Generalizations of a Nonlinear Fluid Model for Void Formation in Dusty Plasmas

TL;DR

This paper extends a nonlinear fluid model for void formation in dusty plasmas from one to higher dimensions, incorporating more complete dynamics and demonstrating the robustness of void formation features.

Contribution

It introduces multi-dimensional extensions of a nonlinear fluid model with enhanced dynamical equations for dusty plasma void formation.

Findings

Void formation features are robust across different ion drag functions.

The extended model captures nonlinear growth and saturation mechanisms.

Multi-dimensional simulations show consistent qualitative behavior.

Abstract

New developments in the theory and numerical simulation of a recently proposed one-dimensional nonlinear time-dependent fluid model [K. Avinash, A. Bhattacharjee, and S. Hu, Phys.
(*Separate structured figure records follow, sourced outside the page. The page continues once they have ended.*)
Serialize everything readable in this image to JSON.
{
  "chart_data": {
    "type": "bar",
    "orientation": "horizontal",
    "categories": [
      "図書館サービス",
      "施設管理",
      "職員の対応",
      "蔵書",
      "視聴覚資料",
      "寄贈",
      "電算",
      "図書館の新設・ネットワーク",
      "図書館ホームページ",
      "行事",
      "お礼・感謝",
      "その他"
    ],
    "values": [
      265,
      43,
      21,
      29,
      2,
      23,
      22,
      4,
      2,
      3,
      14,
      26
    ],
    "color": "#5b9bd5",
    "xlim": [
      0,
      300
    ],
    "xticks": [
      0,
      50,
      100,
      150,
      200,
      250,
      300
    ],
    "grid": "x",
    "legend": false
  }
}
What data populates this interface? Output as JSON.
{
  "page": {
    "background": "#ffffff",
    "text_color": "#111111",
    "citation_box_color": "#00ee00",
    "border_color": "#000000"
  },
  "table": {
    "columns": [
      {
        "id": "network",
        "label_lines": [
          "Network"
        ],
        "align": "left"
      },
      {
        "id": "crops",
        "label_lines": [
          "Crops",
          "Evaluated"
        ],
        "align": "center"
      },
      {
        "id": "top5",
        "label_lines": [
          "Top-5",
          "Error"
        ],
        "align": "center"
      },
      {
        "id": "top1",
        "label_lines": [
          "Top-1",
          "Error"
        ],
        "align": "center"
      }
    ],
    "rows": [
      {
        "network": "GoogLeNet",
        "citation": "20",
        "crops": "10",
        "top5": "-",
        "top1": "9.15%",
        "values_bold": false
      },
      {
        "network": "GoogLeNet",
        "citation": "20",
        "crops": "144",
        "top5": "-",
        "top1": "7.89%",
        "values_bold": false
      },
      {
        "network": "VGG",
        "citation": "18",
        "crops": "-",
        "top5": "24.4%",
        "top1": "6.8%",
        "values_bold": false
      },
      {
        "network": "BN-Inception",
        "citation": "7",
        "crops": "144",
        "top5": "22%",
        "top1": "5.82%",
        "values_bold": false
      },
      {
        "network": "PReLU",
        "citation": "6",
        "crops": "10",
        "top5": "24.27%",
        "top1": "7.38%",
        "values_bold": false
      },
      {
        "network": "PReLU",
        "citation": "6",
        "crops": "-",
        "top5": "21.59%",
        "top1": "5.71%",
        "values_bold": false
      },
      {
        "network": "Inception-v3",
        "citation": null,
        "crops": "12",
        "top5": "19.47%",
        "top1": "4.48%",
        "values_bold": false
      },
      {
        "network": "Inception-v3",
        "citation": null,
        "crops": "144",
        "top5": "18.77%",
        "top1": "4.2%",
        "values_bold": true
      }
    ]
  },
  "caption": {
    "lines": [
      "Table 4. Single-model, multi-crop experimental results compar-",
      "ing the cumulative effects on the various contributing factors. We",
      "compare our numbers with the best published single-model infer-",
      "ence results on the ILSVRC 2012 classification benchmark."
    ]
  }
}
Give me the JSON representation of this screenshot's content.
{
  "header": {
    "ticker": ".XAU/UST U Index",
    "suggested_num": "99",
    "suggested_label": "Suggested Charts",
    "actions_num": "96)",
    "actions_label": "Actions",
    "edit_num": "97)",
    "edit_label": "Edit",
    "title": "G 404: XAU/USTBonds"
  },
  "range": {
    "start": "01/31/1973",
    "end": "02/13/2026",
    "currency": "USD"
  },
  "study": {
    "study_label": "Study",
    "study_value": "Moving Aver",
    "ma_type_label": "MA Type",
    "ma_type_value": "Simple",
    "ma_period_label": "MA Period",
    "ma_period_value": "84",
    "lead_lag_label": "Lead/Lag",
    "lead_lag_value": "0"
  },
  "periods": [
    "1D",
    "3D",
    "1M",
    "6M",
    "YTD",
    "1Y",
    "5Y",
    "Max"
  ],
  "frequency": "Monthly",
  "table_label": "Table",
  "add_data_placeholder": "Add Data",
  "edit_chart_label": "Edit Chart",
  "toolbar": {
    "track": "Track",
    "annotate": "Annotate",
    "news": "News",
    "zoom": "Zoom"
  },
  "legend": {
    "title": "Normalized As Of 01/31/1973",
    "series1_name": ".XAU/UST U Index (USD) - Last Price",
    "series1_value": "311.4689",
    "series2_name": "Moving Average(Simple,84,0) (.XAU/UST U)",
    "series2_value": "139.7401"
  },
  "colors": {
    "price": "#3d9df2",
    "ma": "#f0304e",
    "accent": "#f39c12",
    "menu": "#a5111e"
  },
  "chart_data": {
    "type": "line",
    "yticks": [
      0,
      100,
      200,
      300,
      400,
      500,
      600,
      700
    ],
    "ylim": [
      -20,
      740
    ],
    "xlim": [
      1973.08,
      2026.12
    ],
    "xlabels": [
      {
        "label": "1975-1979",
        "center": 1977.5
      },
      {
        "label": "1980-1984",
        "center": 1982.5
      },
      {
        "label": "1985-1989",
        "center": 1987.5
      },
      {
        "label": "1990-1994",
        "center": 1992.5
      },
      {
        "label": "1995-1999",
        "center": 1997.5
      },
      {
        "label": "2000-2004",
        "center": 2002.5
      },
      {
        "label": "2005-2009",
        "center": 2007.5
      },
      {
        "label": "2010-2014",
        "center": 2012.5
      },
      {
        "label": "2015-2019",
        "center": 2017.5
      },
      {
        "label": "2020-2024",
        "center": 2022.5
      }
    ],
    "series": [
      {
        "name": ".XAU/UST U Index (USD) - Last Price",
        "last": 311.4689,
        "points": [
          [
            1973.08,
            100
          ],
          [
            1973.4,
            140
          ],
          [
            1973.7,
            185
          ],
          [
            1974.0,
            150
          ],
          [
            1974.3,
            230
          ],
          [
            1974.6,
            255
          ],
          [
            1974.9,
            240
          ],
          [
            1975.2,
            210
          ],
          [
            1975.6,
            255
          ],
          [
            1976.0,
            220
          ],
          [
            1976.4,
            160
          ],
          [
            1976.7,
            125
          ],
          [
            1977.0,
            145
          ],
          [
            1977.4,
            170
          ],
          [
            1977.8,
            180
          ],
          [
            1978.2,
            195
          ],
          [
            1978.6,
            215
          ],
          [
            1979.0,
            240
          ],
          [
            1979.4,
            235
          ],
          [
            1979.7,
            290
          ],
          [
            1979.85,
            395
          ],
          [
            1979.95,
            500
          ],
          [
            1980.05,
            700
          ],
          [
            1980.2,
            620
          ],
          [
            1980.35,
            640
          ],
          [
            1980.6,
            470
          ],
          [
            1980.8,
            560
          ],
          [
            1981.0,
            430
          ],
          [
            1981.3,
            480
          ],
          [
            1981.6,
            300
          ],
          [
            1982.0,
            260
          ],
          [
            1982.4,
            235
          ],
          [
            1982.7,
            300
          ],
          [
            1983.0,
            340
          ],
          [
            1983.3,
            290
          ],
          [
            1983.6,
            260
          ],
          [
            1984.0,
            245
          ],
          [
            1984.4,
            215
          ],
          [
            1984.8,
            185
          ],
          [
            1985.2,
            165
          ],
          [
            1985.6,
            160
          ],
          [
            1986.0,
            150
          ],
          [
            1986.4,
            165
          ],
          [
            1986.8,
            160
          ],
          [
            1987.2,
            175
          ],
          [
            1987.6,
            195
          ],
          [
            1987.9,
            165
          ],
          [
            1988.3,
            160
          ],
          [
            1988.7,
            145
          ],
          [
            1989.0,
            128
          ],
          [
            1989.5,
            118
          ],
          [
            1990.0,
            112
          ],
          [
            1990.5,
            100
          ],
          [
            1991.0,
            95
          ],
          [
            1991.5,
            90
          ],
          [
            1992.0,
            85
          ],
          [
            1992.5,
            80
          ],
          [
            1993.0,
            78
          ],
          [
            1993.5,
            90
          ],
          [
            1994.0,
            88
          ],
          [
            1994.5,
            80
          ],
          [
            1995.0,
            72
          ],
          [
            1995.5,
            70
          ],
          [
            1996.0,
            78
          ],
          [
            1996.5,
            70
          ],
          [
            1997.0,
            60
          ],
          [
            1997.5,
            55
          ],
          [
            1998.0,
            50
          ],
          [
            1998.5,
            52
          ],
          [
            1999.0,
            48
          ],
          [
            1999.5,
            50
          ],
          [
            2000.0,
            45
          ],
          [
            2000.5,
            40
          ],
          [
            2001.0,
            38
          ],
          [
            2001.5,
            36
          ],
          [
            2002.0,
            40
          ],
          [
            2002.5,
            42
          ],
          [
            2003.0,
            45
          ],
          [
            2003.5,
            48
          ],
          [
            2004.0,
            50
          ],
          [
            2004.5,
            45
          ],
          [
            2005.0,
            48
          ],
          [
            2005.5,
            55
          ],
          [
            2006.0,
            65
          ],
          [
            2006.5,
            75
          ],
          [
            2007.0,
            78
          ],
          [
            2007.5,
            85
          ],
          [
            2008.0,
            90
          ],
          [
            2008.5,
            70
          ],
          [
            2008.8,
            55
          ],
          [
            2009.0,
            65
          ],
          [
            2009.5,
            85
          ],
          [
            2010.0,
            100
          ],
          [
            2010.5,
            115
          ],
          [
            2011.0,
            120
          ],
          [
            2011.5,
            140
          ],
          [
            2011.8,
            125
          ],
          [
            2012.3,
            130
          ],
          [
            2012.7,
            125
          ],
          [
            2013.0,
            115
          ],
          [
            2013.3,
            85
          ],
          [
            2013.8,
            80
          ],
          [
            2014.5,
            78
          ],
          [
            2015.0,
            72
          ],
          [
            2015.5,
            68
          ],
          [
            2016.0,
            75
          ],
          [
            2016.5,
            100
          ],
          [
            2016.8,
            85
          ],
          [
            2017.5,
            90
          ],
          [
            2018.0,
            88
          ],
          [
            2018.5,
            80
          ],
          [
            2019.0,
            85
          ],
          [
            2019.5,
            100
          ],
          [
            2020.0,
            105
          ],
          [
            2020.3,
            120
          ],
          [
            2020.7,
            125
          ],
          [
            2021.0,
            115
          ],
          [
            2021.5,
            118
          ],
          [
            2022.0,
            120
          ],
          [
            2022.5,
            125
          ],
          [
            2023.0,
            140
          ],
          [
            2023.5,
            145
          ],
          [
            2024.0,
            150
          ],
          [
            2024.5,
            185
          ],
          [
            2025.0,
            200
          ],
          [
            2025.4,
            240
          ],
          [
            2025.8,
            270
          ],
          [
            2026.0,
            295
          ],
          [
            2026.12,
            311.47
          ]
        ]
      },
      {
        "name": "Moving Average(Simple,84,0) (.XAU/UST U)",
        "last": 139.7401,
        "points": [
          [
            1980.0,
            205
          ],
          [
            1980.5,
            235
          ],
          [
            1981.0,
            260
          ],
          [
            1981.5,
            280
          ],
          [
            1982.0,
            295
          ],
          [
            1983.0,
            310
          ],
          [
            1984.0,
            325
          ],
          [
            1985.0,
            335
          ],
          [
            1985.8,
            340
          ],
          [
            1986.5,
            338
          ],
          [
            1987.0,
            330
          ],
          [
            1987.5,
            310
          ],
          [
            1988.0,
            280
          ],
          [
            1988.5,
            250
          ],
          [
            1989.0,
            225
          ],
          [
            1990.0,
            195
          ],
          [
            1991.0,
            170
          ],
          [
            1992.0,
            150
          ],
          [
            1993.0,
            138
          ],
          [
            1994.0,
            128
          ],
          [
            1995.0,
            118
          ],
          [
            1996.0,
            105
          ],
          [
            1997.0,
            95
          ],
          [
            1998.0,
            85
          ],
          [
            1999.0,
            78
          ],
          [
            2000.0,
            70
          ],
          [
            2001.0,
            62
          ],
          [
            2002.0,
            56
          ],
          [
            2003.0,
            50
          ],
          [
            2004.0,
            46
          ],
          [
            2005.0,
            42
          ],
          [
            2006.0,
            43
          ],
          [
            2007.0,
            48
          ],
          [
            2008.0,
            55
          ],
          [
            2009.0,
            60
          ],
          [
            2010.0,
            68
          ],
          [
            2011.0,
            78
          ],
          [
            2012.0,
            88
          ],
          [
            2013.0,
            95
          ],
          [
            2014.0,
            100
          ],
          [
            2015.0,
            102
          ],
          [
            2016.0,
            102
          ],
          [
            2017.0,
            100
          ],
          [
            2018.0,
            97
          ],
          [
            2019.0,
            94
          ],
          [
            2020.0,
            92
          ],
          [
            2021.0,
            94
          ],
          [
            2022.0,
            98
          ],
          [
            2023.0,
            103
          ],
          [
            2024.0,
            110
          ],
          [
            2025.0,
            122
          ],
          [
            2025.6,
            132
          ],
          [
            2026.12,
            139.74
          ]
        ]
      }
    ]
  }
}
Rev. Lett. 90, 075001 (2003)] for void formation in dusty plasmas are presented. The model describes an initial instability caused by the ion drag, rapid nonlinear growth, and a nonlinear saturation mechanism that realizes a quasi-steady state containing a void. The earlier one-dimensional model has been extended to two and three dimensions (the latter, assuming spherical symmetry), using a more complete set of dynamical equations than was used in the earlier one-dimensional formulation. The present set of equations includes an ion continuity equation and a nonlinear ion drag operator. Qualitative features of void formation are shown to be robust with respect to different functional forms of the ion drag operator.